Conflict Serializability:
- This type of serializability is easy to understand and check.
- Two transactions are in conflict if they try to access the same data at the same time and at least one of them is writing (updating) the data.
- If we can reorder the conflicting transactions to avoid conflicts and get the same result as if they happened one after the other, they are conflict serializable.
Advantages | Disadvantages |
---|---|
It’s straightforward to check and enforce | It might be too strict and disallow some schedules (orders of transactions) that could still be correct. |
It’s easier to understand and implement | It might not be the most efficient way to run transactions. |
View Serializability:
- This type of serializability is more flexible and less strict than conflict serializability.
- Two transactions are view serializable if they result in the same final database state, even if they don’t follow the exact same order.
- It looks at the overall effect of the transactions rather than just the conflicting actions.
Advantages | Disadvantages |
---|---|
Allows more schedules that can still be correct, providing more flexibility | It’s harder to check and enforce compared to conflict serializability |
Testing of Serializability in DBMS with Examples
Testing serializability in DBMS is very important as it maintains the accuracy and stability of multiple simultaneous transactions. There are two methods of testing serializability in DBMS: the precedence graph method and the serialization graph method.
Precedence Graph Method
Let us take an example and test serializability with a step-by-step process.
Consider a schedule with three transactions, T1, T2, and T3, and the following set of operations:
1
2
3
T1: R(A), W(B)
T2: W(A), R(B)
T3: R(B), W(A)
Firstly, we will create a precedence graph.
T1 -> T2 T2 -> T3 T3 -> T1
In this step, we will check the presence of the cycle in the graph.

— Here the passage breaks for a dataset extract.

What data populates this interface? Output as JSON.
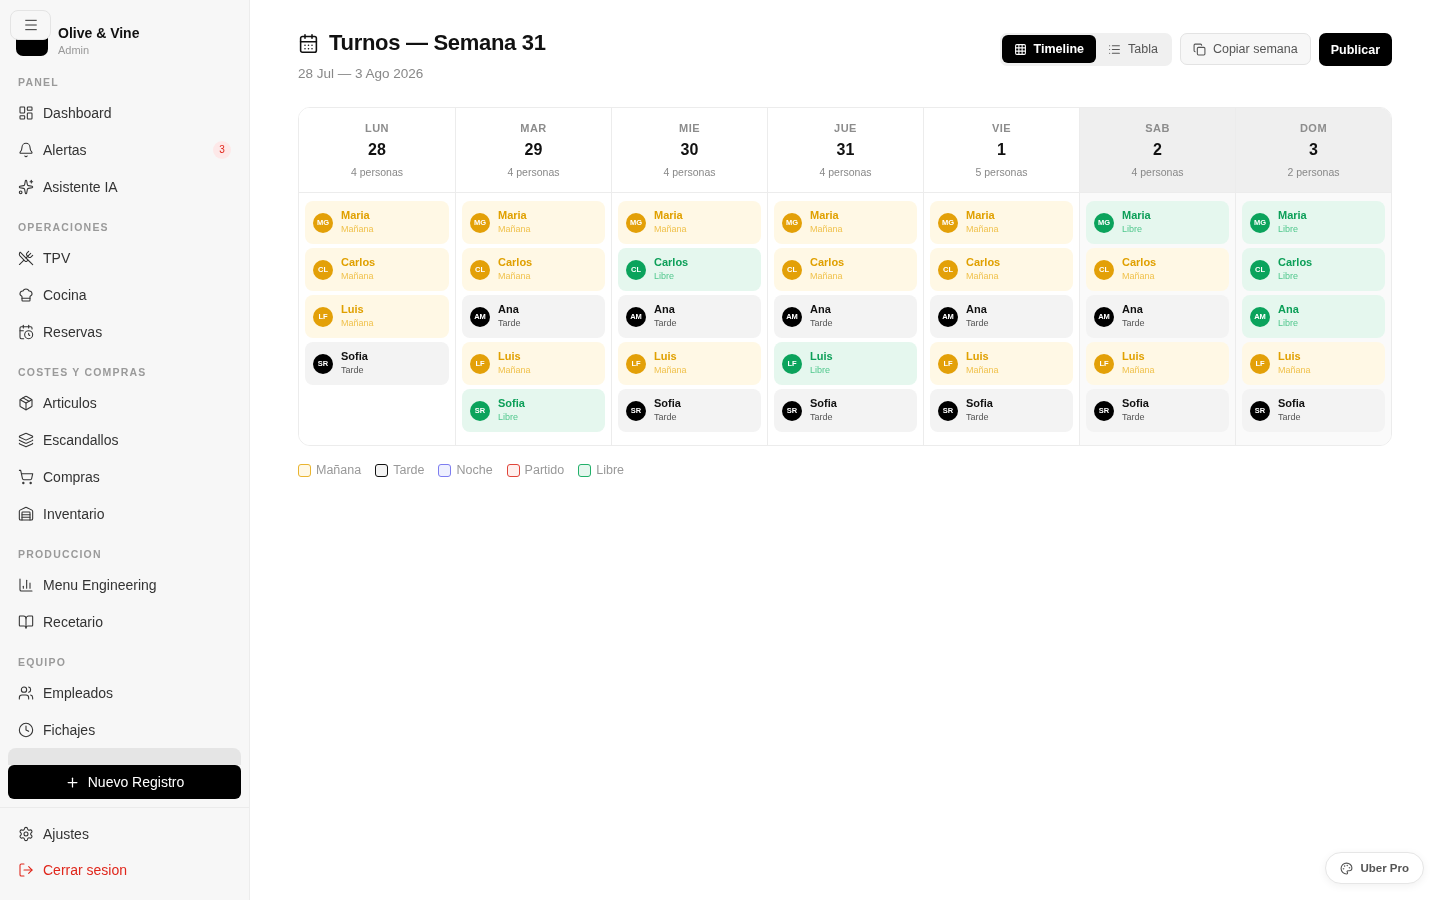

If there is no cycle, then the schedule is serializable.
In the example, T1 -> T2 -> T3 -> T1 makes up a cycle, so the schedule is not serializable.
Conflict Serializability Method
This method checks for the conflict between write and read operations. Let us take the example shown for the above method and test serializability with a step-by-step process.
1
2
3
T1: R(A), W(B)
T2: W(A), R(B)
T3: R(B), W(A)
Step 1: we will look for the pairs of conflicting operations in this step.
1
2
T1 and T2 conflict on (R(A), W(A))
T2 and T3 conflict on (R(B), W(A))
Step 2: If there is no conflict, then the schedule is serializable; otherwise, we would need to do some other analysis to find out the serializability.
There is a conflict between T1 and T2, T2 and T3, so the schedule is not serializab
Conclusion
Transactions are a fundamental concept in databases. They help ensure data consistency and integrity. Understanding transactions is essential for anyone working with databases.
I hope you all have understood the concept of transactions in databases. If you have any queries, feel free to ask. Thank you for reading!